Decided May 18, 2023
- Full case name: Ohio Adjutant General's Department v. Federal Labor Relations Authority
- Docket no.: 21-1454
- Citations: 598 U.S. 449 (more)

Holding
- The Federal Labor Relations Authority had jurisdiction over a State National Guard labor dispute because a state National Guard acts as a federal agency for the purpose of the Federal Service Labor-Management Relations Statute when it hires and supervises dual-status technicians serving in their civilian role.

Court membership
- Chief Justice John Roberts Associate Justices Clarence Thomas · Samuel Alito Sonia Sotomayor · Elena Kagan Neil Gorsuch · Brett Kavanaugh Amy Coney Barrett · Ketanji Brown Jackson

Case opinions
- Majority: Thomas, joined by Roberts, Sotomayor, Kagan, Kavanaugh, Barrett, Jackson
- Dissent: Alito, joined by Gorsuch

Laws applied
- Federal Service Labor-Management Relations Statute

= Ohio Adjutant General's Department v.

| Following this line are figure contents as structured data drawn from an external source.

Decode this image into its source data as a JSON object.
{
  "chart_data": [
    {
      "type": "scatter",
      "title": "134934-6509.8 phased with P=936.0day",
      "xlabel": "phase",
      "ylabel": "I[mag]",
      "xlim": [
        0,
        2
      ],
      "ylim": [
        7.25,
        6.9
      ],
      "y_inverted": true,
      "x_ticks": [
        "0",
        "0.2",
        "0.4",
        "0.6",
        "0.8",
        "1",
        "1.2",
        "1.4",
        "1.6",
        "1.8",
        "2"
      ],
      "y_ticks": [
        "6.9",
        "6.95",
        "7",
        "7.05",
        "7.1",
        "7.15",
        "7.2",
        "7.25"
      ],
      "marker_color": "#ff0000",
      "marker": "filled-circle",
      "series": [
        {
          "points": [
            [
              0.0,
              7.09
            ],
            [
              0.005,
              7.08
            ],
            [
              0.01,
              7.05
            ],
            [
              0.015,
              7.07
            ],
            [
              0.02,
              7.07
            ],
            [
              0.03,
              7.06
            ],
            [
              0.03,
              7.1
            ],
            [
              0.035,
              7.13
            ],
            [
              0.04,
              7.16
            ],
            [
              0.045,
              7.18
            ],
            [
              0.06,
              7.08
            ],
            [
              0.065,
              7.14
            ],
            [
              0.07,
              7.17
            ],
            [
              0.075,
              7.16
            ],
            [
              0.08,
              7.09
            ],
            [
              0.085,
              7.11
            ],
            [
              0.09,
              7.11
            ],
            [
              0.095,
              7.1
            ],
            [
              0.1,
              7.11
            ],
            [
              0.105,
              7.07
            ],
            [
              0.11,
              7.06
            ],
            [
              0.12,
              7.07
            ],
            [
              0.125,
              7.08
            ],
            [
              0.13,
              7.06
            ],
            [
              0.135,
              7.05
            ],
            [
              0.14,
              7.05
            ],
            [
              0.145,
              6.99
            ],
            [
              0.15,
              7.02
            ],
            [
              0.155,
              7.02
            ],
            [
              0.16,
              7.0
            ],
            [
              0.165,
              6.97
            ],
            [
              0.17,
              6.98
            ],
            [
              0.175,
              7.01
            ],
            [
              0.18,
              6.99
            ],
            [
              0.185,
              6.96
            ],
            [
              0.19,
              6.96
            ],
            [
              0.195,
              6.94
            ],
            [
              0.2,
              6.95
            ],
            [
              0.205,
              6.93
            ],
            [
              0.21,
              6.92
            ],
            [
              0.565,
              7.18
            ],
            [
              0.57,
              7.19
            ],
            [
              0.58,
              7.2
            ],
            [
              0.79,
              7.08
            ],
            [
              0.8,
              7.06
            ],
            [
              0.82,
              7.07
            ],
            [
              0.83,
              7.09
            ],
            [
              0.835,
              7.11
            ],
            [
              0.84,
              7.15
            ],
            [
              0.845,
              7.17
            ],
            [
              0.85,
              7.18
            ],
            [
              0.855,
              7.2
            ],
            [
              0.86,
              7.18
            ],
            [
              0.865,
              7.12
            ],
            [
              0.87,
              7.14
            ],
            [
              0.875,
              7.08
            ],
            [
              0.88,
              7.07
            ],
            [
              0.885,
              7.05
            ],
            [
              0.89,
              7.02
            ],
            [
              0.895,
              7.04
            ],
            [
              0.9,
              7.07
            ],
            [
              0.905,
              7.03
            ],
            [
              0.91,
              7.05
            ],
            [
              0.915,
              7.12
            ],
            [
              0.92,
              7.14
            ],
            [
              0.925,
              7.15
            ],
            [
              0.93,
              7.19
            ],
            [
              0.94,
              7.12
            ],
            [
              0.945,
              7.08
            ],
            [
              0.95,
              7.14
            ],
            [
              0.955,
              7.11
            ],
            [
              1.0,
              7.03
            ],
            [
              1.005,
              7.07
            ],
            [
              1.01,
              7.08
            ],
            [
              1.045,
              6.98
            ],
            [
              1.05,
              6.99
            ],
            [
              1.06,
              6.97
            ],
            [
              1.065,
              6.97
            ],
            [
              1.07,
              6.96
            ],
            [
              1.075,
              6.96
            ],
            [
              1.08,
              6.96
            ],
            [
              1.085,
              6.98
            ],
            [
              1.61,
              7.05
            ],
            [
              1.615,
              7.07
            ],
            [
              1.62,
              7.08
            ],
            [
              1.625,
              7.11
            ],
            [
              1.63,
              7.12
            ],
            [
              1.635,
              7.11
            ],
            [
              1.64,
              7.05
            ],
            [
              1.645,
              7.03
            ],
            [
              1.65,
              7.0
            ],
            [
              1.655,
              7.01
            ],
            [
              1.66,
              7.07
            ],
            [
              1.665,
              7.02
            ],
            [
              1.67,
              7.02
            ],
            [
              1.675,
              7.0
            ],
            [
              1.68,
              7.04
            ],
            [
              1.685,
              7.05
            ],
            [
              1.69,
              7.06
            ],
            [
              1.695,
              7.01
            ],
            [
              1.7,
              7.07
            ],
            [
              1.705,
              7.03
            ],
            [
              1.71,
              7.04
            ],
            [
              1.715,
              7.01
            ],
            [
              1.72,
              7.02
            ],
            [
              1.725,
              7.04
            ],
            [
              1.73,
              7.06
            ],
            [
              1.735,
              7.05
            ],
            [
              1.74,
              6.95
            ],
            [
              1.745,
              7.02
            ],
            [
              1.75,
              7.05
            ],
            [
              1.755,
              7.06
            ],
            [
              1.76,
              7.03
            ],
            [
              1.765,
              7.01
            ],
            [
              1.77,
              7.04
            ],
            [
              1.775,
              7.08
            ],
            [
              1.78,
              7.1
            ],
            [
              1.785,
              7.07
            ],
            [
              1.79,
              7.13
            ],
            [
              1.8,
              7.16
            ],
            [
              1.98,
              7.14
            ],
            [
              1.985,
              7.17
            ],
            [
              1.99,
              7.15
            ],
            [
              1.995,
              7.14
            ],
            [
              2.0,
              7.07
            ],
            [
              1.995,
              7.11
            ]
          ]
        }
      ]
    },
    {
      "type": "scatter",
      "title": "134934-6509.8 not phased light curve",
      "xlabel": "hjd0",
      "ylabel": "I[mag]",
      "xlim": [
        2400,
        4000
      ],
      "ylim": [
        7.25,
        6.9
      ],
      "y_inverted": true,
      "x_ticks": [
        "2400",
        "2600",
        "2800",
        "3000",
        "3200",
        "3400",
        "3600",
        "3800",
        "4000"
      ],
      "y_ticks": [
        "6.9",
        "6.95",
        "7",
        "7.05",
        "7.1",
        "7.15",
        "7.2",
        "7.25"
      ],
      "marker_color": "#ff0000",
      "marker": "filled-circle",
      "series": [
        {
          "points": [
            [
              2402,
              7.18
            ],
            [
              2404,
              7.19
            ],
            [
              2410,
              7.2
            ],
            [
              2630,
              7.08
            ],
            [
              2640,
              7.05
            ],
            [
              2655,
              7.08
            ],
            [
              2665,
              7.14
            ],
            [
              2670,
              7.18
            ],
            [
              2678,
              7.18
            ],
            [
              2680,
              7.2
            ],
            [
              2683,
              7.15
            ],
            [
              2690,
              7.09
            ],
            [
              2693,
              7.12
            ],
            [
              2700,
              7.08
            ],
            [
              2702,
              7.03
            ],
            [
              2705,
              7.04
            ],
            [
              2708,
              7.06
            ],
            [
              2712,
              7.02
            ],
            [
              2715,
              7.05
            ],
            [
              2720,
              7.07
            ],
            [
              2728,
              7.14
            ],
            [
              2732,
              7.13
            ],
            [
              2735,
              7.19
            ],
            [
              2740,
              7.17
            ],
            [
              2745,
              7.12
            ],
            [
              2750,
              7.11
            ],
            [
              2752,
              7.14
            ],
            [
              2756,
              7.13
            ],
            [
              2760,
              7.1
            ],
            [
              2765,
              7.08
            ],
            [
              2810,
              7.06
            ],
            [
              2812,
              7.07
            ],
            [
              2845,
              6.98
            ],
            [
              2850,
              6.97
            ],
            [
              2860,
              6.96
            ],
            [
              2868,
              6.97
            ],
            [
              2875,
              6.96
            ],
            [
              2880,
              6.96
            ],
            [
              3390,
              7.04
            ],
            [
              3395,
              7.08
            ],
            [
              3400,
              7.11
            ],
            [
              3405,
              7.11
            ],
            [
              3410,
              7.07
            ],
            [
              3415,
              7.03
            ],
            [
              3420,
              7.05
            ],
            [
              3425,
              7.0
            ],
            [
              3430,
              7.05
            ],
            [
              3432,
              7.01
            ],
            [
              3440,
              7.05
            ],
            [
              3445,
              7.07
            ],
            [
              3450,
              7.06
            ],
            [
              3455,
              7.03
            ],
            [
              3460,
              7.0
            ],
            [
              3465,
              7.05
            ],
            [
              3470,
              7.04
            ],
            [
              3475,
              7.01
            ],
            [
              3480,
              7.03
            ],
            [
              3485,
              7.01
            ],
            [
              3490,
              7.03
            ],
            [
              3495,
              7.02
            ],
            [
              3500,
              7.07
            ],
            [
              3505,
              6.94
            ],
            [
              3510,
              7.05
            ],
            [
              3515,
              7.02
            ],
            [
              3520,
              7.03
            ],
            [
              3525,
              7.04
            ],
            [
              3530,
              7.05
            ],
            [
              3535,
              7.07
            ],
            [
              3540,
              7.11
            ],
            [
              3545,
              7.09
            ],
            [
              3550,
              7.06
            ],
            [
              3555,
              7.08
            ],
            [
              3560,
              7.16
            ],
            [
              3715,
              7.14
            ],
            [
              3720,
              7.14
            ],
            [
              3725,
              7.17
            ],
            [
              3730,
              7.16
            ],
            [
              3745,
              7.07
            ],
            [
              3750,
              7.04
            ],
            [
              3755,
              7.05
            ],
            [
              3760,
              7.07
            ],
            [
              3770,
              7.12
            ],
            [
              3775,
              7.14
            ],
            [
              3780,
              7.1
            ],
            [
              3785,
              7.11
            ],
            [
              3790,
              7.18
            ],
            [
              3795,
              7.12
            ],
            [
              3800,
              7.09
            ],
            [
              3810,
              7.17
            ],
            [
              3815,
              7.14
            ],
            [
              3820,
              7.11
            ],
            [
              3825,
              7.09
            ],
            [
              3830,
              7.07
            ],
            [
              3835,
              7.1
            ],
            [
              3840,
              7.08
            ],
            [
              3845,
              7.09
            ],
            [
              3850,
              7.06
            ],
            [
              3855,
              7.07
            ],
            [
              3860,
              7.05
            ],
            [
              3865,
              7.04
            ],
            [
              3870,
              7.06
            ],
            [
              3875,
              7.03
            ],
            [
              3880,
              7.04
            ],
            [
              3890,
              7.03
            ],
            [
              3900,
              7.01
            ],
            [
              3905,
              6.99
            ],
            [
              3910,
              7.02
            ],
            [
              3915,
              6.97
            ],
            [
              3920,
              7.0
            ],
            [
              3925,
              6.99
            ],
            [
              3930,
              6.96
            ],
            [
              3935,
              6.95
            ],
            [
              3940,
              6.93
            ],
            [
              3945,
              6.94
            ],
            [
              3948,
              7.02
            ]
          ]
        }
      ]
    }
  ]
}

Federal Labor Relations Authority =

Ohio Adjutant General's Department v. Federal Labor Relations Authority, 598 U.S. 449 (2023), was a United States Supreme Court case in which the Court held that the Federal Labor Relations Authority had jurisdiction over a state National Guard labor dispute because a state National Guard acts as a federal agency for the purpose of the Federal Service Labor-Management Relations Statute when it hires and supervises dual-status technicians serving in their civilian role.